In my view, the story of Leicester’s German Expressionist collection is nothing less than a triumph of Europeanism and its presence is a statement, a bulwark against the current forces which seem intent on taking this country backwards in this regard. At this dark hour, when the values of international cultural integration are being questioned, those who seek to belittle our pan-European heritage should take a long hard look at the history of how this extraordinary collection came to be here and learn from it. It is surely pertinent that as the direct result of a regime which took radical evil, blood and soil nationalism, state-sponsored terror and genocidal persecution to unprecedented levels, these works arrived on our shores, the island-haven whose cultural and humanistic strength lies in its bridges to the mainland remaining ever open.

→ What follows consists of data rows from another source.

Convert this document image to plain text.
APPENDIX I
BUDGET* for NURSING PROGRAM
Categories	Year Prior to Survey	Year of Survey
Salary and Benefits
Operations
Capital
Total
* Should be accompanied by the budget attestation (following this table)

Though we may be inwardly unable to assimilate the traumatic events of the previous century that directly fed many of these artworks, we have these ‘witness statements’, which the artistic imagination has made legible to anyone who cares to travel to Leicester, a city in Europe, and read them.
Will Stone is a poet, essayist and literary translator. Shearsman Books have recently reissued his poetry collections in new editions and published his third The Sleepwalkers in March 2016. His translations with Arc, Menard and Hesperus include works by Verhaeren, Roden- bach, Trakl, Rilke, Nerval and Roth. Pushkin Press published his Stefan Zweig Montaigne in August 2015 and Zweig’s 1930’s essays as Messages from a Lost World in January 2016. His Selected Poems of Georges Rodenbach will be published by Arc in 2017 and an expanded collection of the poetry of Georg Trakl by Seagull Books in 2017. Will also contributes to Poetry Review, The TLS and Apollo magazine.